Results confirm that LSM-AAB works well as an inert substrate for AAB. High oxygenation was maintained by a reciprocating shaker. Both shaking and LSM were important in increasing ETA.

SIGNIFICANCE AND IMPACT OF THE STUDY

High cell biomass in LSM-AAB provides good conditions for higher ETAs of quick acetification under adequate oxygen transfer by reciprocating shaker. It is a sustainable process for small-scale vinegar production system requiring minimal set-up cost.
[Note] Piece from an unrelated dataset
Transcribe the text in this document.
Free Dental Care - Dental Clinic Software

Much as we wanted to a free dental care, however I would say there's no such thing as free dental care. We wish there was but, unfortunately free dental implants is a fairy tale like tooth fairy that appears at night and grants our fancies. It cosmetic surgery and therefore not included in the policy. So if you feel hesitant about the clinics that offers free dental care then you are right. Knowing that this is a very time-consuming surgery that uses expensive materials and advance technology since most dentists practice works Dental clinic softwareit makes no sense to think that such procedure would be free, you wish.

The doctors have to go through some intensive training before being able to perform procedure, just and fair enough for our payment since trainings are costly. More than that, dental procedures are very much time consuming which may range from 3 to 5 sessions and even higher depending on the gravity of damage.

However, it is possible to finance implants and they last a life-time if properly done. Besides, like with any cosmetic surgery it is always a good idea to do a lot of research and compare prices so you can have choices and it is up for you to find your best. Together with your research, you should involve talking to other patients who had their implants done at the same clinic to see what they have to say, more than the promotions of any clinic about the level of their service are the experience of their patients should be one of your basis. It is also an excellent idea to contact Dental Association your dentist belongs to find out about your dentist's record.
Luffa cylindrica and phytosterols bioconversion: from shake flask to jar bioreactor

Bioconversion of lipophilic compounds poorly soluble in water, such as sterols, required the use of chemicals and solubilizing agents. On the other hand, it was shown that immobilization of Mycobacterium species on the dried fruit of Luffa cylindrica (DFLC) allows a close interaction between immobilized cells and cholesterol particles and increases by then the product’s yield. In this work, the use of DFLC in a 5-l jar bioreactor with phytosterols mixture (1 g/l) as substrate was assessed without addition of any chemicals or solubilizing agents. DFLC increased by a factor of four the volumetric productivity of androstenones (0.08 g/l day). Products were accumulated in the aqueous medium while substrates remained on the fibers of DFLC. This observation lets envisage a green semi-continuous process of androstenone production. DFLC has no influence on cell growth, and is moreover natural, inexpensive, non-toxic, and mechanically strong.
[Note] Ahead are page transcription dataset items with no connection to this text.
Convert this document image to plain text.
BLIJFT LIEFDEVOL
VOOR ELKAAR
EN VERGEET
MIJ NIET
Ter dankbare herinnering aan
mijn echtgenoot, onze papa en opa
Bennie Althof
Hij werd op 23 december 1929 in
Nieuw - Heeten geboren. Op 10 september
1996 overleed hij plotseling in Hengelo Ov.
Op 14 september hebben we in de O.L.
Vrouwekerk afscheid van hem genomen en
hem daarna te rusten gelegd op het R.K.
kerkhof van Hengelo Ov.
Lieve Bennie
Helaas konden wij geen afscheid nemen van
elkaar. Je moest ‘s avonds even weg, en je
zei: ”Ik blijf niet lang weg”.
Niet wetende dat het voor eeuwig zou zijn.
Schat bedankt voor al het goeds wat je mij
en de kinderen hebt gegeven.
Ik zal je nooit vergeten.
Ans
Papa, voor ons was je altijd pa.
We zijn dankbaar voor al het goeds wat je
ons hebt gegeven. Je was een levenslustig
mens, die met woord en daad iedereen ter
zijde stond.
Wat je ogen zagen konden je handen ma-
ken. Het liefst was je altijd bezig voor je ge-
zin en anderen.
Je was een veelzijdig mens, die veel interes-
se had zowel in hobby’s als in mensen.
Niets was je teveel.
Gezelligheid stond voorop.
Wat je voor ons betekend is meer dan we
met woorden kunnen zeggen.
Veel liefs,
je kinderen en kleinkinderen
Performance of Luffa cylindrica as immobilization matrix in bioconversion reactions by Nicotiana tabacum BY-2

The dry fruit of Luffa cylindrica was investigated as an immobilization matrix for Nicotiana tabacum cells in bioconversion reactions of exogenous substrates. Immobilized cells show high biocatalytic activity under high substrate levels. Cell growth on the dry fruit can be maintained until reaching an immobilization capacity of 1.8 g cells/g(Luffa).

Microalgal immobilization methods

In this review, methods for the most common microalgal immobilization procedures are gathered and described. Passive (due to natural adherence of cells to surfaces) and active immobilization methods should be distinguished. Among active immobilization methods, calcium alginate entrapment is the most widely used method if living cells are intended to be immobilized, due to the chemical, optical, and mechanical characteristics of this substance. Immobilization in synthetic foams, immobilization in agar and carrageenan as well as immobilization in silica-based matrix or filters are also discussed and described. Finally, some considerations on the use of flocculation for microalgae are mentioned.
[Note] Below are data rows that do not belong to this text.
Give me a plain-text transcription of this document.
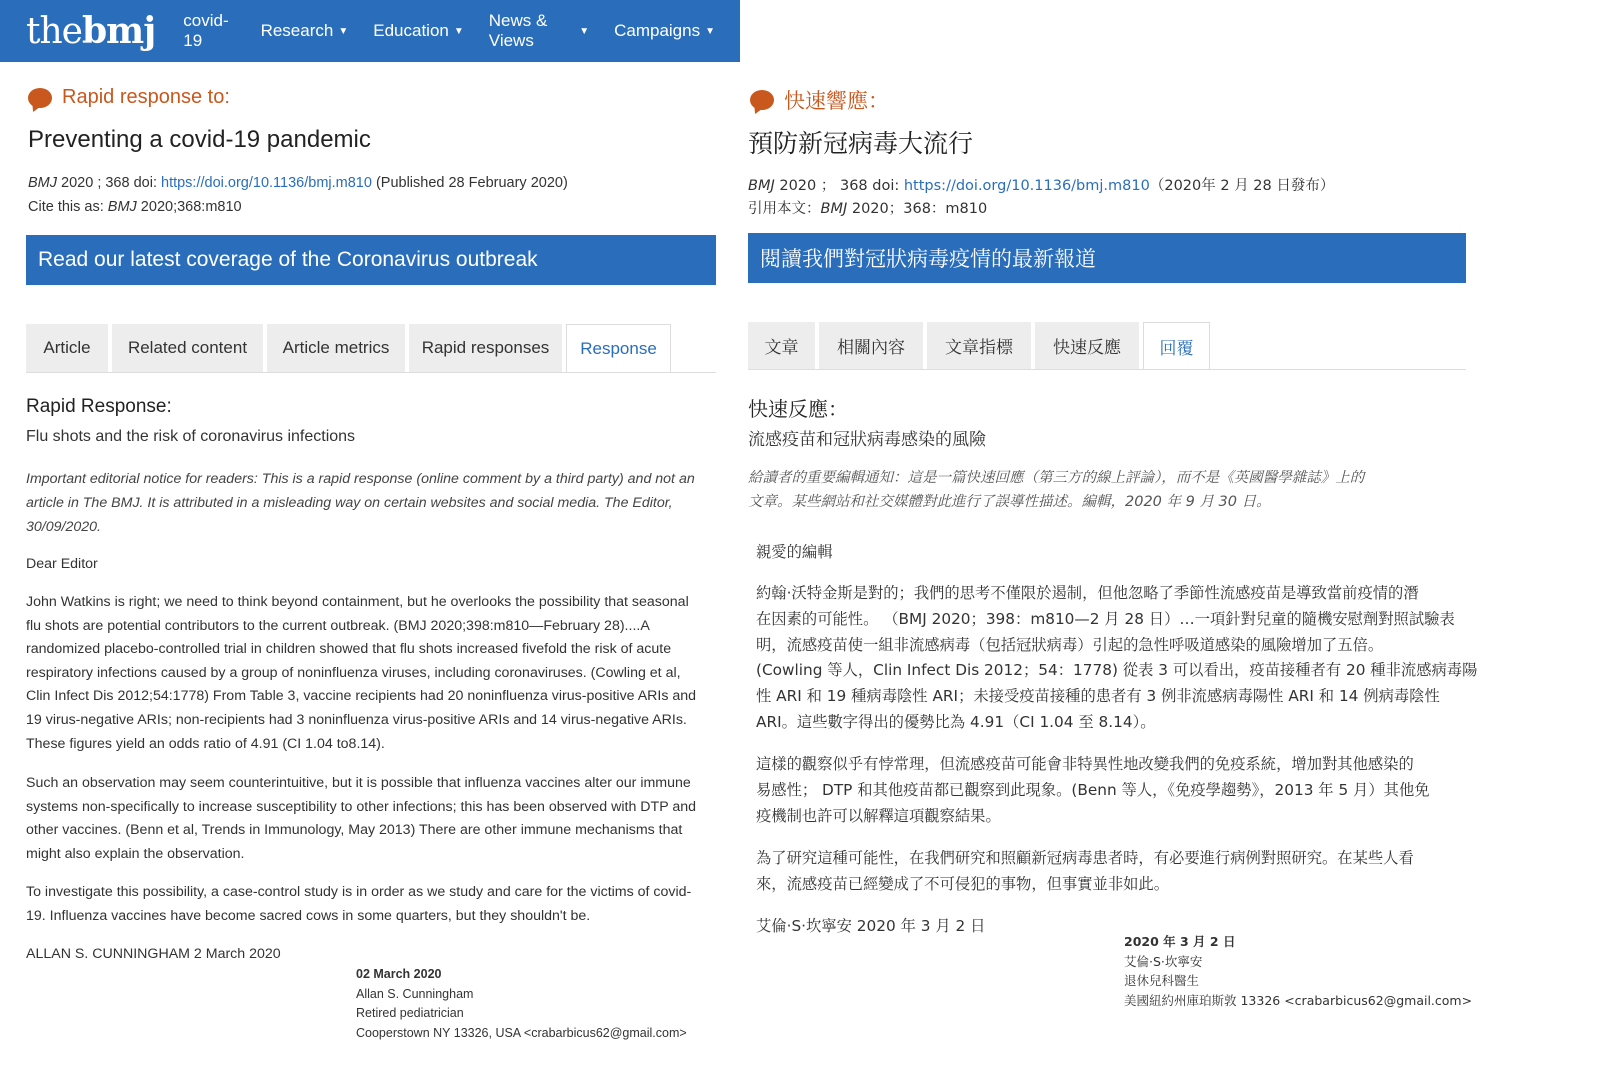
thebmj covid-19
Research ▼ Education ▼
News & Views	▼ Campaigns ▼
Rapid response to:
Preventing a covid-19 pandemic
BMJ 2020 ; 368 doi: https://doi.org/10.1136/bmj.m810 (Published 28 February 2020)
Cite this as: BMJ 2020;368:m810
Read our latest coverage of the Coronavirus outbreak
Article	Related content	Article metrics	Rapid responses	Response
Rapid Response:
Flu shots and the risk of coronavirus infections
Important editorial notice for readers: This is a rapid response (online comment by a third party) and not an
article in The BMJ. It is attributed in a misleading way on certain websites and social media. The Editor,
30/09/2020.
Dear Editor
John Watkins is right; we need to think beyond containment, but he overlooks the possibility that seasonal
flu shots are potential contributors to the current outbreak. (BMJ 2020;398:m810—February 28)....A
randomized placebo-controlled trial in children showed that flu shots increased fivefold the risk of acute
respiratory infections caused by a group of noninfluenza viruses, including coronaviruses. (Cowling et al,
Clin Infect Dis 2012;54:1778) From Table 3, vaccine recipients had 20 noninfluenza virus-positive ARIs and
19 virus-negative ARIs; non-recipients had 3 noninfluenza virus-positive ARIs and 14 virus-negative ARIs.
These figures yield an odds ratio of 4.91 (CI 1.04 to8.14).
Such an observation may seem counterintuitive, but it is possible that influenza vaccines alter our immune
systems non-specifically to increase susceptibility to other infections; this has been observed with DTP and
other vaccines. (Benn et al, Trends in Immunology, May 2013) There are other immune mechanisms that
might also explain the observation.
To investigate this possibility, a case-control study is in order as we study and care for the victims of covid-
19. Influenza vaccines have become sacred cows in some quarters, but they shouldn't be.
ALLAN S. CUNNINGHAM 2 March 2020
02 March 2020
Allan S. Cunningham
Retired pediatrician
Cooperstown NY 13326, USA <crabarbicus62@gmail.com>
快速響應：
預防新冠病毒大流行
BMJ 2020 ； 368 doi: https://doi.org/10.1136/bmj.m810（2020年 2 月 28 日發布）
引用本文：BMJ 2020；368：m810
閱讀我們對冠狀病毒疫情的最新報道
文章	相關內容	文章指標	快速反應	回覆
快速反應：
流感疫苗和冠狀病毒感染的風險
給讀者的重要編輯通知：這是一篇快速回應（第三方的線上評論），而不是《英國醫學雜誌》上的
文章。某些網站和社交媒體對此進行了誤導性描述。編輯，2020 年 9 月 30 日。
親愛的編輯
約翰·沃特金斯是對的；我們的思考不僅限於遏制，但他忽略了季節性流感疫苗是導致當前疫情的潛
在因素的可能性。 （BMJ 2020；398：m810—2 月 28 日）…一項針對兒童的隨機安慰劑對照試驗表
明，流感疫苗使一組非流感病毒（包括冠狀病毒）引起的急性呼吸道感染的風險增加了五倍。
(Cowling 等人，Clin Infect Dis 2012；54：1778) 從表 3 可以看出，疫苗接種者有 20 種非流感病毒陽
性 ARI 和 19 種病毒陰性 ARI；未接受疫苗接種的患者有 3 例非流感病毒陽性 ARI 和 14 例病毒陰性
ARI。這些數字得出的優勢比為 4.91（CI 1.04 至 8.14）。
這樣的觀察似乎有悖常理，但流感疫苗可能會非特異性地改變我們的免疫系統，增加對其他感染的
易感性； DTP 和其他疫苗都已觀察到此現象。(Benn 等人，《免疫學趨勢》，2013 年 5 月）其他免
疫機制也許可以解釋這項觀察結果。
為了研究這種可能性，在我們研究和照顧新冠病毒患者時，有必要進行病例對照研究。在某些人看
來，流感疫苗已經變成了不可侵犯的事物，但事實並非如此。
艾倫·S·坎寧安 2020 年 3 月 2 日
2020 年 3 月 2 日
艾倫·S·坎寧安
退休兒科醫生
美國紐約州庫珀斯敦 13326 <crabarbicus62@gmail.com>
Alginate-loofa as carrier matrix for ethanol production

An alginate-loofa matrix was developed as a cell carrier for ethanol fermentation owing to its porous structure and strong fibrous nature. The matrix was effective for cell immobilization and had good mechanical strength and stability for long-term use. After a storage period of 4 months, yeast cells remained firmly immobilized and active.

Production of lactic acid with loofa sponge immobilized Rhizopus oryzae RBU2-10

Lactic acid production by Rhizopus oryzae RBU2-10 immobilized in loofa sponge was evaluated. Shape and texture of loofa sponge, which was obtained from the mature dried fruit of Luffa cylindrica, remained intact after its treatment with buffers of varying pH and following its repeated autoclaving for up to four cycles (121 degrees C, 20 min per cycle). The medium having four pieces of loofa sponge (1.008 cm(3)) per 100 ml medium and inoculated with 3 x1 0(6) spores ml(-1) resulted maximum production (80.75 g l(-1)) of lactic acid in 48 h of fermentation. Repeated batch fermentation for lactic acid production could be carried out for 10 cycles. Remarkably higher levels of productivity (1.66-1.84 g l(-1)h(-1)) was obtained during first five cycles of fermentation with a maximum productivity (1.84 g l(-1)h(-1)) obtained during third cycle of fermentation.